その後、旧西ドイツの劇場と契約し『魔笛』のパミーナで正式デビュー。第1回ミュンヒナー・ビエンナーレにてグラナートのオペラ「ライラとメチュヌーン」の初演を皮切りに多くのコンサートに出演。共演者には、ヘルマン・プライペーター・シュライヤーエディット・マティス、トーマス・クヴァストフ、マティアス・ゲルネなどがあり、旧西ドイツ時代での高い評価を物語る。このドイツ時代は約11年におよぶが、その間に東京芸術劇場のこけら落としの目玉であったジュゼッペ・シノーポリ指揮フィルハーモニア管弦楽団マーラー交響曲全曲演奏にシェリル・ステューダーなどともに出演している。

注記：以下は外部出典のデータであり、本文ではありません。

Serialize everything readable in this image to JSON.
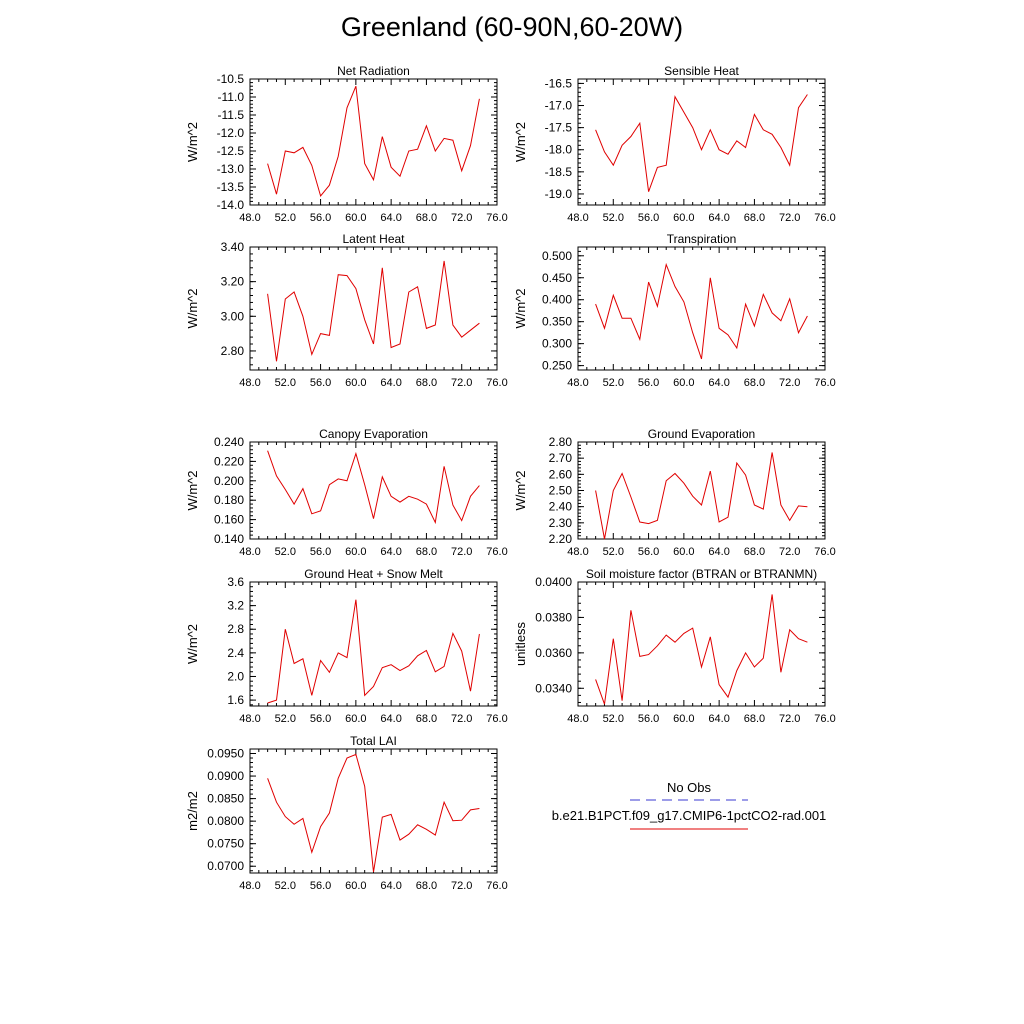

ベルリンの壁崩壊の後ほどなくして拠点を日本に移す。日生劇場魔弾の射手』エンヒェン役が帰国デビューとなる。その後、オペラ、宗教曲、室内楽、歌曲において、ルネサンス音楽から細川俊夫の新作まで幅広く活躍。一般のクラシックファンでの知名度は決して高くないが、イェルク・デームスの「エイコ・ヒラマツは世界で最も優れた何人かのリリック・ソプラノのうちの一人だ」という言葉通り、その活動は高く評価されている。

教育活動[編集]

平松英子の活動は「演奏」と「教育」が同じ比重となっている。これは恩師であるシュナイトの「いい演奏家になるためにはいい教育者でなければならない」という教えを忠実に守っているからであり、そのために一年間を通しコンサート出演は決して多いとはいえない。2009年4月より、東京芸術大学音楽学部准教授、フェリス女学院大学非常勤講師。